Die letzten Wochen widmete ich mich mit gehörigem Maß der bevorstehenden Forellensaison. Während ich es bislang noch unterliess die Fliegenschnüre erneut zu reinigen und zu fetten, so brachte ich mich doch häufig dazu, einige der geleerten Schaumstoffreihen meiner Fliegendosen wieder aufzufüllen. Und als ich hier so saß, von Musik umgeben, Naphtalin Duftschwaden in meiner Nase, das unter Bindematerial abgetauchte Werkzeug verzweifelnd suchend – da besann ich mich meines ersten Bindemarathons vor mehreren Jahren.
Der Anlass dazu war damals, der bevorstehende Ausflug an den magischen River Eden im prächtigen Eden Valley, in der englischen Grafschaft Cumbria. Monate vor Antritt der Reise sammelte ich praxisorientierte Hinweise bezüglich der besten Technik, um die im Norden des UK vorherrschenden Freestone River – vergleichbar mit grobmaterialreichen Mittelgebirgsflüssen – zu befischen. Und damals wurden mir zum ersten Mal, die fundamentalen Unterschiede zwischen Fang- und Bindetechnik des Nordens und des Südens England bewusst.
Ganz grob reduziert, steht die Geschichte der modernen Fliegenfischerei des Südens für Trockenfliege/ Nymphe, und die des Nordens für Nassfliegen/ Nymphe (Spiders). Manche mögen behaupten die tektonische Linie dieser zwei unterschiedlichen Philosophien, verlaufe entlang der Linie stromauf Trockenfliege und stromab Flügelschwingen Nassfliegen. Und auf den ersten Blick mag es richtig erscheinen – hat doch der gereiste Europäer, das Bild des schottischen Lachsangler vor Augen, der stoisch seine Fliegen 45° flussabwärts wirft, sie von der Strömung ergreifen und quer über den Fluss schwingen lässt, bevor er diese vertikal in direkter Verlängerung der Rute baumeln lässt und danach zum nächsten Schritt und Wurf anhebt. Dieser sogenannte Wet Fly Swing ist auch für viele Fliegenfischer auf Forelle & Äsche oft die erste Wahl, erlaubt er doch das systematische Befischen weiter Strecken und großer Flächen eines Flusses.
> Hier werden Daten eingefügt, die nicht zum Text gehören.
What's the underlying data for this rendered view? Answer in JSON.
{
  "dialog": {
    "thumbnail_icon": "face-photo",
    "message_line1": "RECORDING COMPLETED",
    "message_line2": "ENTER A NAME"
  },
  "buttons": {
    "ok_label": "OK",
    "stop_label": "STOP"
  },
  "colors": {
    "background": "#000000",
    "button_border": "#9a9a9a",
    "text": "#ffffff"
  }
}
In Vergessenheit gerät dabei jedoch gerne, dass die Veröffentlichung 1857 von W.C. Stewart: The Art of Trout Fishing, More Particularly Applied to Clear Water über ein ganzes Kapitel, die Vorteile des Up-Stream casts propagiert. Somit nimmt Stewart die in Frederic Halford‘s Trockenfliegenbibel aus dem Jahr 1886 – Floating Flies and How To Dress Them – beschriebene Anbietetechnik um beinahe dreißig Jahre vorweg. Stewart geht in seinem wegweisendem Werk noch einen Schritt weiter und leert einen riesigen Kübel der Verachtung, über all jene ‘chuck and chance’ Nassfliegenfischer, die ihre Fliegen unnatürlich gegen die Strömung driften lassen, ohne dabei bewusst fischversprechende Standorte oder bei der Nahrungsaufnahme gesichtete Fische anzuwerfen. Besonders dieses Argument – unkontrolliertes Suchfischen – wird in Folge von dogmatischen Trockenfliegenaposteln gerne strapaziert, um die Überlegenheit des Trockenfliegenfischens zu unterstreichen. Die Geschichte zeigt somit, auch das Gedächtnis von Fliegenfischern kann kurzlebig sein.
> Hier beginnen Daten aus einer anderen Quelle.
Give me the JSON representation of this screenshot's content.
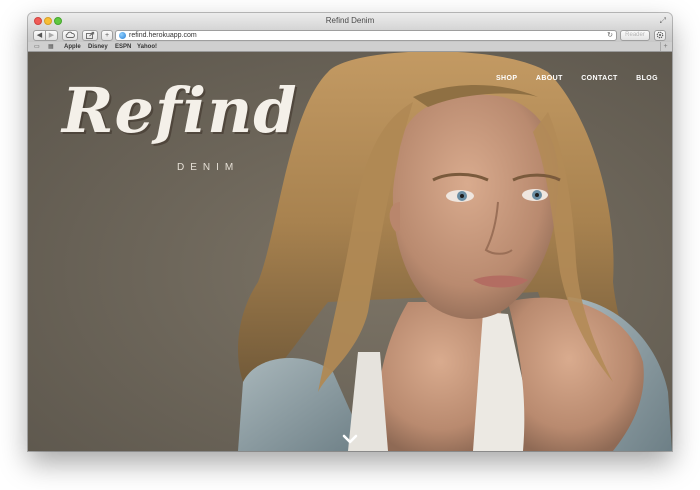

Entgegen weit verbreiteter Meinung, ist dem Fischen mit klassischen Nassfliegen im englischen North Country Stil mit T.E. Pritts North Country Flies (1886) der Todesstoss versetzt worden. Es ist in der Tat richtig das Spiders Nassfliegen sind. Doch nach Flügeln, Schwänzchen und Hahnenhechel sucht man bei Spiders vergeblich. Spiders stehen jedoch mehr als die meisten Fliegen für Simplizität, die das Fliegenfischen so attraktiv macht. Die filigranen Gebilde bestehen aus einem zweilagigen Garnkörper der sich maximal bis zur Hakenspitze erstreckt – häufig bedeckt das Garn nur etwas mehr als die Hälfte des Schenkels. Die weichen, meist dem Federwild (Rebhuhn, Schnepfe, Waldschnepfe, Teichhuhn, Star) entnommenen Hecheln, werden nur sparsam in höchstens zwei Umwindungen um den Haken gewunden.
Der Anblick eines Spiders wirft womöglich die Frage auf, für welchen Organismus Forelle & Äsche diese Impression wahr nehmen. Die Muster ähneln nicht im geringsten einer Dun – imitiert durch eine Trockenfliegen mit steifem Hechelkranz – die aufrecht am oder im Wasser sitzt. Noch gleichen Spiders den lebendig wirkenden Nymphen des Fliegenfischers, mit ihren Beinchen an der Thorax. Spiders verkörpern zum Einen die kurze – oftmals zum Tod führende – Lebensphase aquatischer Insekten, in denen diese unter erbitterter Anstrengung versuchen, sich aus der geplatzten Nymphenhülle zu befreien. Zum Anderen, den fehlgeschlagenen Versuch einer Dun, sich mit getrockneten Flügeln von der Wasseroberfläche zu erheben und im Dickicht der Uferböschung das sichere zu suchen, um die Häutung von Subimago zu Imago zu durchleben. Man kann somit behaupten, des Spiders Erscheinungsbild liest sich wie ein Obduktionsbefund.
- Totgeborene Nymphen und Emerger: unzählige Nymphen schaffen es nicht aus eigener Kraft bis an die Wasseroberfläche.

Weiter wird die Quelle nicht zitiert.